All I can do is apologize for my jackassery. I feel like an ass


----------



## autumn (Aug 13, 2014)

Mongo said:


> I took the ambient to go to sleep since I've had a lack of sleep and have been depressed. I had gotten ready for bed and the next thing I knew I was out on the street.



On second thought this isn't worthy of getting you on the untrustworthoy list. I was extremely pissed off because that guitar belonged to my sister who very recently took her own life.


----------



## Matt Derrick (Aug 13, 2014)

well damn, that's fucked up, but it seems like you two maybe have worked it out? at least mongo seems sorry...

@Mongo did you do some drinking with the ambien or something? people usually don't black out like that unless there's some combo of drugs going on.


----------



## Mongo (Aug 13, 2014)

Matt Derrick said:


> well damn, that's fucked up, but it seems like you two maybe have worked it out? at least mongo seems sorry...
> 
> @Mongo did you do some drinking with the ambien or something? people usually don't black out like that unless there's some combo of drugs going on.

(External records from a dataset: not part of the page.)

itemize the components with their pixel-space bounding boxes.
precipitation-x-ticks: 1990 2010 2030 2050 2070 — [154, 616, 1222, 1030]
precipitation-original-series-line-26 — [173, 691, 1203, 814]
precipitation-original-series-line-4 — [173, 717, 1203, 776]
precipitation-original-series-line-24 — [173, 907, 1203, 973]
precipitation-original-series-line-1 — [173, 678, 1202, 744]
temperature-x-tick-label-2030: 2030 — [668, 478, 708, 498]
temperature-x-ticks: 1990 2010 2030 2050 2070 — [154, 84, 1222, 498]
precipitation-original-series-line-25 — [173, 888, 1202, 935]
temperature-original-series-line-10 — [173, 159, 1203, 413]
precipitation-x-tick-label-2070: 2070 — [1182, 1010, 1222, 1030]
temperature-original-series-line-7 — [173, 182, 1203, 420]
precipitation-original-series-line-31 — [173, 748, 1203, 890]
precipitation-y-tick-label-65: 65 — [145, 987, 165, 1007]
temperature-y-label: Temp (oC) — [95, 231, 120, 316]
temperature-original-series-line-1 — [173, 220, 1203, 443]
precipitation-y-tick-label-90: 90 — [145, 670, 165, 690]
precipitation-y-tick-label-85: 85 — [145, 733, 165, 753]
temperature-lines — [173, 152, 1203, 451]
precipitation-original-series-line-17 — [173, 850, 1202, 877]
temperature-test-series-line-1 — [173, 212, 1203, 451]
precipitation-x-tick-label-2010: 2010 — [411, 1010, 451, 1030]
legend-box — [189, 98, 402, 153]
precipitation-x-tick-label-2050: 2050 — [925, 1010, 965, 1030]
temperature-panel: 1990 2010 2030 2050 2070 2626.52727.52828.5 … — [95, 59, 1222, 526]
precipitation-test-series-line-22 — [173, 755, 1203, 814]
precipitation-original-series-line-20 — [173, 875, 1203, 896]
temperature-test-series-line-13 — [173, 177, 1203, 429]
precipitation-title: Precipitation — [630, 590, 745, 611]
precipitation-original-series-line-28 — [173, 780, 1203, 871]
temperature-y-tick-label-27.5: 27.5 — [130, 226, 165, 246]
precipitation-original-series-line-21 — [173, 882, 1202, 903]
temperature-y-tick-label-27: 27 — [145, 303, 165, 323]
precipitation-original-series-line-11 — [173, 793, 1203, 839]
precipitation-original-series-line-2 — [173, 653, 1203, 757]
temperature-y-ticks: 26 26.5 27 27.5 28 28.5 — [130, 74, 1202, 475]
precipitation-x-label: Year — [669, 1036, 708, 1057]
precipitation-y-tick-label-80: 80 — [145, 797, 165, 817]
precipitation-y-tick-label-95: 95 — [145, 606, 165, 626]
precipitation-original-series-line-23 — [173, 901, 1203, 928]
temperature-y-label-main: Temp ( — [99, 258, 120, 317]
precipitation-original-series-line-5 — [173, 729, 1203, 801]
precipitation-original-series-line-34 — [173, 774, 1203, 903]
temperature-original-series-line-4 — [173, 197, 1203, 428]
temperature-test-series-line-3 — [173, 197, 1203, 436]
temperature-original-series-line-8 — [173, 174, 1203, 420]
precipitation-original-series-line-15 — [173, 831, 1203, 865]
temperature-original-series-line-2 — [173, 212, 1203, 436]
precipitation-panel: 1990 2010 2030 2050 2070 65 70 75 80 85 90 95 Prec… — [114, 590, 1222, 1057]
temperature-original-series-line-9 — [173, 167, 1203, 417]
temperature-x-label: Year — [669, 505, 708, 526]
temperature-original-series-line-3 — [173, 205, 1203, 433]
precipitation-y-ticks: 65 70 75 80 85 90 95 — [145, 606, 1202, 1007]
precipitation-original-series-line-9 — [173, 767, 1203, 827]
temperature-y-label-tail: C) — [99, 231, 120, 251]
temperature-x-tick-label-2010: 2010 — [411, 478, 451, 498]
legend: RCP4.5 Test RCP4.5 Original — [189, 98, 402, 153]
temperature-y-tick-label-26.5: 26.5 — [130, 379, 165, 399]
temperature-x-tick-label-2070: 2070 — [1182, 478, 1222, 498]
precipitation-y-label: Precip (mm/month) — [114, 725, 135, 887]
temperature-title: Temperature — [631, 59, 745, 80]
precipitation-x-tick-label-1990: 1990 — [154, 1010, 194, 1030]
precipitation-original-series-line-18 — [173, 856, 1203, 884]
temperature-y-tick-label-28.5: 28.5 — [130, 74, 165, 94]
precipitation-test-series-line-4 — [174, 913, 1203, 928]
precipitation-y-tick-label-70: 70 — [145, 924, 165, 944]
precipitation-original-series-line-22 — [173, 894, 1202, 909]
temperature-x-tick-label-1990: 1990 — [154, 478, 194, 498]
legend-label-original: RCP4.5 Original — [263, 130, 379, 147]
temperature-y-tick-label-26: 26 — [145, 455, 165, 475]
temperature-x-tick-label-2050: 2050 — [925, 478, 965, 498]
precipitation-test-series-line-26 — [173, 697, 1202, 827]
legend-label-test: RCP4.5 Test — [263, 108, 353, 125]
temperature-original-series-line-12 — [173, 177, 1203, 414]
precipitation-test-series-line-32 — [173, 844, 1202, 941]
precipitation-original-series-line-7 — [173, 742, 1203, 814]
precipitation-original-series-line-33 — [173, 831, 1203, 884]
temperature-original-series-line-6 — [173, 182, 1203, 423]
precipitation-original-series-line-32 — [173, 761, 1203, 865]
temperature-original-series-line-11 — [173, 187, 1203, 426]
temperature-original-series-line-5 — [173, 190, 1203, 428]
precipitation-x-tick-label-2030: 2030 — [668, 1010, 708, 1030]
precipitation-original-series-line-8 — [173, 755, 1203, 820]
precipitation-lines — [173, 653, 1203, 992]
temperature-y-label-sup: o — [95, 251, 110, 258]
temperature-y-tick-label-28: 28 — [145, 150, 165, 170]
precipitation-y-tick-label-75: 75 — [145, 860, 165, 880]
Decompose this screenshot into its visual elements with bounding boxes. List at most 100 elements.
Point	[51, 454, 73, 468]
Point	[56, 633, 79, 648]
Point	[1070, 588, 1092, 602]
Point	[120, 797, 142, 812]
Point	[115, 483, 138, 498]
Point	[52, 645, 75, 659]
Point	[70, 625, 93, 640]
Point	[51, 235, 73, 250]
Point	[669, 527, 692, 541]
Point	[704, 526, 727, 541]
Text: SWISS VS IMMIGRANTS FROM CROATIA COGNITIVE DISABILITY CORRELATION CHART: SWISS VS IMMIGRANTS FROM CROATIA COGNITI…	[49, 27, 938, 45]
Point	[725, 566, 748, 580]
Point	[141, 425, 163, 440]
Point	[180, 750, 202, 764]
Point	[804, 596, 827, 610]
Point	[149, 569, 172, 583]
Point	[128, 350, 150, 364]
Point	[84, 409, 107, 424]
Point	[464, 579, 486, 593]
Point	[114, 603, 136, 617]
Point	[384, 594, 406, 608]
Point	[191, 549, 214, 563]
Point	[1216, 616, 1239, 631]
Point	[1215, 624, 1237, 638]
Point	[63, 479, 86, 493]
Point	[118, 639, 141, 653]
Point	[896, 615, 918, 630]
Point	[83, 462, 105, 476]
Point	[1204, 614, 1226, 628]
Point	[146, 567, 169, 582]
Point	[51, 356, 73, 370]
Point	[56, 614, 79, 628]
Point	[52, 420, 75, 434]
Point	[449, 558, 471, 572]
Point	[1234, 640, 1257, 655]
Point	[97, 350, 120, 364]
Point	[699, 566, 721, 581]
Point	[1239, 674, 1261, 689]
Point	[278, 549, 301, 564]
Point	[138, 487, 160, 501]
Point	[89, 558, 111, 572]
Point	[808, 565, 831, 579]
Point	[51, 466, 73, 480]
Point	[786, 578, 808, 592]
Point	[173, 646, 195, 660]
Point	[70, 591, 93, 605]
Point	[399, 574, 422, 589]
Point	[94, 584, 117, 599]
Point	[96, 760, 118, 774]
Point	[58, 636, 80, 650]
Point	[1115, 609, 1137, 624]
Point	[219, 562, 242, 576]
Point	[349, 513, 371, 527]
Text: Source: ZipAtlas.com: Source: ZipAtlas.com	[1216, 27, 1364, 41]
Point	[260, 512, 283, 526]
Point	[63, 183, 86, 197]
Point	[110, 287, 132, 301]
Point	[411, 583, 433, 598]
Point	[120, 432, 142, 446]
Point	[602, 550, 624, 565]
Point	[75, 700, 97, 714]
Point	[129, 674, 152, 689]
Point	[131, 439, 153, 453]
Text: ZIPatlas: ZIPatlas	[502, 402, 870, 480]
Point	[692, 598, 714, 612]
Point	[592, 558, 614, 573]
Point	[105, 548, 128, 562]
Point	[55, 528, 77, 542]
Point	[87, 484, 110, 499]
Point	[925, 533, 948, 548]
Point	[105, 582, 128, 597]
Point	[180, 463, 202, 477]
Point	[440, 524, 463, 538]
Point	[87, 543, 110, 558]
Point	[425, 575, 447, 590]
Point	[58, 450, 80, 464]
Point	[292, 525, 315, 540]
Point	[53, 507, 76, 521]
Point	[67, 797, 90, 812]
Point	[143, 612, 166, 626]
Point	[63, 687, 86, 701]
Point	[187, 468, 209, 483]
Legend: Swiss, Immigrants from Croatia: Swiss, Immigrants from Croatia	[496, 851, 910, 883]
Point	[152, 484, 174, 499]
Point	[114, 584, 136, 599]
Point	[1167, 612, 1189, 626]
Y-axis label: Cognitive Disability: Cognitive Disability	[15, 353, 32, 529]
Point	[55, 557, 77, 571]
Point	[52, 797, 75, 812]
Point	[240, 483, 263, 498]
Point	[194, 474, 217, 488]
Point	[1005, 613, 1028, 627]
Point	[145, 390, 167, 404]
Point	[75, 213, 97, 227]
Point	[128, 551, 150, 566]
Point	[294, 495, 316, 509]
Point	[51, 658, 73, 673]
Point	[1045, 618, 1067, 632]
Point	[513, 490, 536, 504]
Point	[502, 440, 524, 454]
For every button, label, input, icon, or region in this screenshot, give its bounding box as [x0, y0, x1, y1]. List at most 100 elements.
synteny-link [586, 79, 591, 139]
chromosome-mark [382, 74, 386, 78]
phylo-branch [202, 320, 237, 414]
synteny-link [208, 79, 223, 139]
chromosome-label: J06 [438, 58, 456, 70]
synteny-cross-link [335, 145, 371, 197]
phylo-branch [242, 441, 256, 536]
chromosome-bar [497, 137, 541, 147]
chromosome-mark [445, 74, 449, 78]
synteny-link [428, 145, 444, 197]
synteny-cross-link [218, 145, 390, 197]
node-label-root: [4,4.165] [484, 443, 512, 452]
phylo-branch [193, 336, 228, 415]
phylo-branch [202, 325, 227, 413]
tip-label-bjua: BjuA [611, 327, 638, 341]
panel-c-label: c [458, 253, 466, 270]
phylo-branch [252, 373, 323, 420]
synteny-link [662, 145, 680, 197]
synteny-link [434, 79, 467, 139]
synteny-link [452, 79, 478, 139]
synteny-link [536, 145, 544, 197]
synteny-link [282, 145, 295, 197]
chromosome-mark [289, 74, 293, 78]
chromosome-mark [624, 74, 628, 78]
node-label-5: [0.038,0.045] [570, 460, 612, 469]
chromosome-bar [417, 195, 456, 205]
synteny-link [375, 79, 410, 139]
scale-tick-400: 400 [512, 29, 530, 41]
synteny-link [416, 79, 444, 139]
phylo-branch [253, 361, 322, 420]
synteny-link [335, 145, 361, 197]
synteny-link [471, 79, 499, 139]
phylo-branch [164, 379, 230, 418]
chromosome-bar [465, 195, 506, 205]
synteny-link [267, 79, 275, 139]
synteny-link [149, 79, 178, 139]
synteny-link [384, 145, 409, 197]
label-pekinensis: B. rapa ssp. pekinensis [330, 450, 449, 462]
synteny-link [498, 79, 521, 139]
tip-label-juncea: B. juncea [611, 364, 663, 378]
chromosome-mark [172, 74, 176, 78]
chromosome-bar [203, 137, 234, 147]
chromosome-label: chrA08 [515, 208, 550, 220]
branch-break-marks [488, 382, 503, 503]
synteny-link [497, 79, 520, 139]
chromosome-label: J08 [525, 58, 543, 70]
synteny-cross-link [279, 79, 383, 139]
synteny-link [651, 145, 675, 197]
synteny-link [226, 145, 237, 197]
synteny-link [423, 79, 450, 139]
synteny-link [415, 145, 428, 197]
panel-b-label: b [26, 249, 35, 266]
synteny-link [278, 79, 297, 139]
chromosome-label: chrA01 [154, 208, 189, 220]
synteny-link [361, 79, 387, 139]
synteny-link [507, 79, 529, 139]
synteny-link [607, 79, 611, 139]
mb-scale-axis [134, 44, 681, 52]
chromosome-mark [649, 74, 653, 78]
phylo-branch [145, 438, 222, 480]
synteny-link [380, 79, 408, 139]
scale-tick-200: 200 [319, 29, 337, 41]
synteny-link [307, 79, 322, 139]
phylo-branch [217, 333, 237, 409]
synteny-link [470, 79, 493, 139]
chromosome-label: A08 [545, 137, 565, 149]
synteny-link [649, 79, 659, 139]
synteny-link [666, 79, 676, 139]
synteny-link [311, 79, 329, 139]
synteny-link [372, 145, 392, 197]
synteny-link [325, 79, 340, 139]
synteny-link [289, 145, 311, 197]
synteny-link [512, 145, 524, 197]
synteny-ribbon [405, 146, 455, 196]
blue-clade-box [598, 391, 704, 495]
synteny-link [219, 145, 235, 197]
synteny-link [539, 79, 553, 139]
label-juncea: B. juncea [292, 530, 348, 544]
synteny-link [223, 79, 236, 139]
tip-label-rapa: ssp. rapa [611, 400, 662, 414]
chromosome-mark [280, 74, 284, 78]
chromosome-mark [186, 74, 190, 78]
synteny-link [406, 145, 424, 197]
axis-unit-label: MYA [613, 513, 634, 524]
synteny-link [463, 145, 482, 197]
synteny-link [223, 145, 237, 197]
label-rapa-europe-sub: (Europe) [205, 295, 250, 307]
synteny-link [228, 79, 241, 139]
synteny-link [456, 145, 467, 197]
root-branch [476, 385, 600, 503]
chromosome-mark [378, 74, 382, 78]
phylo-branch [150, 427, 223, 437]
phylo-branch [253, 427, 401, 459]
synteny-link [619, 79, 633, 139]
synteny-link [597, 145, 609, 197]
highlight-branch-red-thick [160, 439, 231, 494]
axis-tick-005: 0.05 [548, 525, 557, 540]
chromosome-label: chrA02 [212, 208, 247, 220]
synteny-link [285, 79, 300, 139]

yeah, I had a bunch of beers before hand. I thought I was gonna go and pass out soon and I took one 10mg and wasn't even thinking about how much beer I had drank.


----------



## Weston (Aug 13, 2014)

ROFL!! Mongo, and all involved... Ambien can cause people to do some very strange things and have absolutely no recollection of it whatsoever. Sounds like a fucked up situation! Good to see things working out though, friends are hard to find.


----------



## libro (Aug 14, 2014)

Oh yeah, ambien and booze is a bad combo. Youll destroy everything you can


----------



## eske silver (Aug 14, 2014)

WTF! When I stayed with you guys, It was soooo boring comparing to this!
Mongo! Let the party beast ROAR!

p.s. Sorry @zim, I know how that feels. A shitbag who was four-bags-deep in booze at Hellarity took to the floor to my guitar while wasted. It sucked.


----------



## Matt Derrick (Aug 14, 2014)

i'm under the opinion that mongo learned his lesson and zim is okay with me moving this thread... so moved to general banter.


----------



## wrkrsunite (Aug 14, 2014)

Man this just seems to all have worked out, in a way kids usually never let shit go down. Makes me kinda hopeful for our types we don't have to always fight and stab and smiley each other. Fuckin hippies.


----------



## LeftCoast (Aug 31, 2014)

I housed up @Mongo and he was totally fine. Guy was hospitable and took care of himself.


----------